Background: To date, little has been published comparing the structure and requirements of orthopedic training programs
across multiple countries. The goal of this study was to summarize and compare the characteristics of orthopedic training
programs in the U.S.A., U.K., Canada, Australia, Germany, India, China, Saudi Arabia, Russia and Iran.
Methods: We communicated with responders using a predetermined questionnaire regarding the national orthopedic
training program requirements in each respondent’s home country. Specific items of interest included the following: the
structure of the residency program, the time required to become an orthopedic surgeon, whether there is a log book,
whether there is a final examination prior to becoming an orthopedic surgeon, the type and extent of faculty supervision,
and the nature of national in-training written exams and assessment methods. Questionnaire data were augmented by
reviewing each country’s publicly accessible residency training documents that are available on the web and visiting
the official website of the main orthopedic association of each country.
Results: The syllabi consist of three elements: applied clinical knowledge, applied clinical skills, and professional and
management skills. The application of simulation techniques for both teaching and assessment are fundamental to
modern surgical education. The skill of today’s trainees predicts the quality of future orthopedic surgeons. The European
Board of Orthopaedics and Traumatology (EBOT) exam throughout the European Union countries should function as
the European board examination in orthopedics. We must standardize many educational procedures worldwide in the
same way we standardized patient safety.
Conclusion: Considering the world’s cultural and political diversity, the world is nearly unified in regards to orthopedics.

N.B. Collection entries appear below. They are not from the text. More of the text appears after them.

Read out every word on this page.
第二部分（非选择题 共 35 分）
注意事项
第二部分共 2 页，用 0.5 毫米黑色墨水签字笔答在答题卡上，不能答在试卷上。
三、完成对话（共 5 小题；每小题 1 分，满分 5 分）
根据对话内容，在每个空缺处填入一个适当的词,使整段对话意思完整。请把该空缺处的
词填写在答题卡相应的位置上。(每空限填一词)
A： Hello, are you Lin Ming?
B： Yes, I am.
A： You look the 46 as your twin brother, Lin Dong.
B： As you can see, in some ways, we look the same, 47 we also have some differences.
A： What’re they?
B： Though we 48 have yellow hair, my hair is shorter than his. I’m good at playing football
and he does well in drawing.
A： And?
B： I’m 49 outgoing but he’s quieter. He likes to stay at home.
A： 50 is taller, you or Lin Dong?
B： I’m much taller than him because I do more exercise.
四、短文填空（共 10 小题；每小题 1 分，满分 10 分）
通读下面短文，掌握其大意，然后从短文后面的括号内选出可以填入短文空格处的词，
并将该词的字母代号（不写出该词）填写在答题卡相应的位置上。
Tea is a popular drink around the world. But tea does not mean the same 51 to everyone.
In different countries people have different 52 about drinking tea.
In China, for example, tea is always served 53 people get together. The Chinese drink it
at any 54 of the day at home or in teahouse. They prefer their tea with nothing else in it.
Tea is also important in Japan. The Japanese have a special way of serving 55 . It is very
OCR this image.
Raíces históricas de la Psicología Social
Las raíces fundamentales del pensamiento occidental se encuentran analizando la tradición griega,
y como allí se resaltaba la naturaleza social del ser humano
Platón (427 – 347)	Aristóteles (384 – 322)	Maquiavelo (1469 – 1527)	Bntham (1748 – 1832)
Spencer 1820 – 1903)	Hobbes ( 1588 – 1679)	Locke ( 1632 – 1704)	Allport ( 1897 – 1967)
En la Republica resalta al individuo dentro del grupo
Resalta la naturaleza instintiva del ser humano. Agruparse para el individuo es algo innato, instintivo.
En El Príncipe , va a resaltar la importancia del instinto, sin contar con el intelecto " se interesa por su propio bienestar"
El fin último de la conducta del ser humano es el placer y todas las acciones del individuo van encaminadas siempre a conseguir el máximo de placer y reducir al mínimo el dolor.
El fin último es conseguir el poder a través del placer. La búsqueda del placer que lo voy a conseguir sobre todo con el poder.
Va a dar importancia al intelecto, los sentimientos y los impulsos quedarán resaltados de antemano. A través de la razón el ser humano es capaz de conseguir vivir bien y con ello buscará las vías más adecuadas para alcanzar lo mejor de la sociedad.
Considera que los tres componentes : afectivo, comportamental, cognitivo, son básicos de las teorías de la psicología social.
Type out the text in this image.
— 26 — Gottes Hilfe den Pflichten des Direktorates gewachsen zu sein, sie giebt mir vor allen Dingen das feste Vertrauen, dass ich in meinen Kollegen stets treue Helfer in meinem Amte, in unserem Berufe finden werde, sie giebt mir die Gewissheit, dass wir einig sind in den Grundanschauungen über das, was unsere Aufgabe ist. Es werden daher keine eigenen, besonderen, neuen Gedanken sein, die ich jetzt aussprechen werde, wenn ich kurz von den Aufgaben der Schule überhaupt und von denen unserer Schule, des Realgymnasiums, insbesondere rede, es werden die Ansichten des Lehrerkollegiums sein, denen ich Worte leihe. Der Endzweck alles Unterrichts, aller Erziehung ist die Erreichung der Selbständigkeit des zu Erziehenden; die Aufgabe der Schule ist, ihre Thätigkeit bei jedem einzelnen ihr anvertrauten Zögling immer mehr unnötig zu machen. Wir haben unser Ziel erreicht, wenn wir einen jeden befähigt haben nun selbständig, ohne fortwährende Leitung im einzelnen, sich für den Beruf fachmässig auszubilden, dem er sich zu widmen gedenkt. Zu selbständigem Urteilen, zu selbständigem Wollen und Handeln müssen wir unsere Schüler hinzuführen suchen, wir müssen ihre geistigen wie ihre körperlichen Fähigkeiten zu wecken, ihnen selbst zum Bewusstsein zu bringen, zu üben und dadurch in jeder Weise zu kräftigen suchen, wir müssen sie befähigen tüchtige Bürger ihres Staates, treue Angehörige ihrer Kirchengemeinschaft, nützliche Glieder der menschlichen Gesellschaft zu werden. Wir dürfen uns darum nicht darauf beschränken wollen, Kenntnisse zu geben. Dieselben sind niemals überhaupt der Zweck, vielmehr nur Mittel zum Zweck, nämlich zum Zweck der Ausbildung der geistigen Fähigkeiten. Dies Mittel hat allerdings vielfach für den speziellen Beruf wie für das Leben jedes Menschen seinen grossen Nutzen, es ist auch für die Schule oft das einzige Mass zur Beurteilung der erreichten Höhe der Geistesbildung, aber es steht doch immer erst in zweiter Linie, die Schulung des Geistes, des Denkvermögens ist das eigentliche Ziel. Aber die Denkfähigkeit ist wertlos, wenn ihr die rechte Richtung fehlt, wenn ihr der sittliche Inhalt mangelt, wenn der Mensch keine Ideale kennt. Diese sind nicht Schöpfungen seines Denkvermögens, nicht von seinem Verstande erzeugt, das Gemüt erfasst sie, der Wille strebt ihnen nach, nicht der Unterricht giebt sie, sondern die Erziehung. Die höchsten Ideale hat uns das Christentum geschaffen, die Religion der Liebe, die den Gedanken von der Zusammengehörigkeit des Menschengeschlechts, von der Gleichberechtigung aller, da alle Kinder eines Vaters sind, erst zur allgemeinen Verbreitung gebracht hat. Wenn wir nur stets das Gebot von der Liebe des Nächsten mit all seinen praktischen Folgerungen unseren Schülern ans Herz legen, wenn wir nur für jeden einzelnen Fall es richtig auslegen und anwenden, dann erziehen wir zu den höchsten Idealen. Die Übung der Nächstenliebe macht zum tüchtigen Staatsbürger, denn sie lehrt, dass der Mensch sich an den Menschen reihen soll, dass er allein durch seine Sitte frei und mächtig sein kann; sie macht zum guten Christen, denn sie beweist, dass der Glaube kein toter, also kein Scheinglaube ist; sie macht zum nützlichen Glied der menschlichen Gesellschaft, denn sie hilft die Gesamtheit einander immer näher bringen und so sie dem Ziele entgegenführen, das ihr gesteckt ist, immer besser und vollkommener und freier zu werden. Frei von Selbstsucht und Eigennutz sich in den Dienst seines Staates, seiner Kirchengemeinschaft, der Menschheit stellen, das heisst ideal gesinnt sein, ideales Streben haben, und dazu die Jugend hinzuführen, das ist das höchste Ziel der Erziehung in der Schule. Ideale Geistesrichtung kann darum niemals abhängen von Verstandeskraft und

The procedures (structure of the residency programs, duration of the residency programs, selection procedures, using a log
book, continuous assessment and final examination) must be standardized worldwide, as implemented for patient safety.
To achieve this goal, we must access and evaluate more information on the residency programs in different countries and
their needs by questioning them regarding what they need and what we can do for them to make a difference.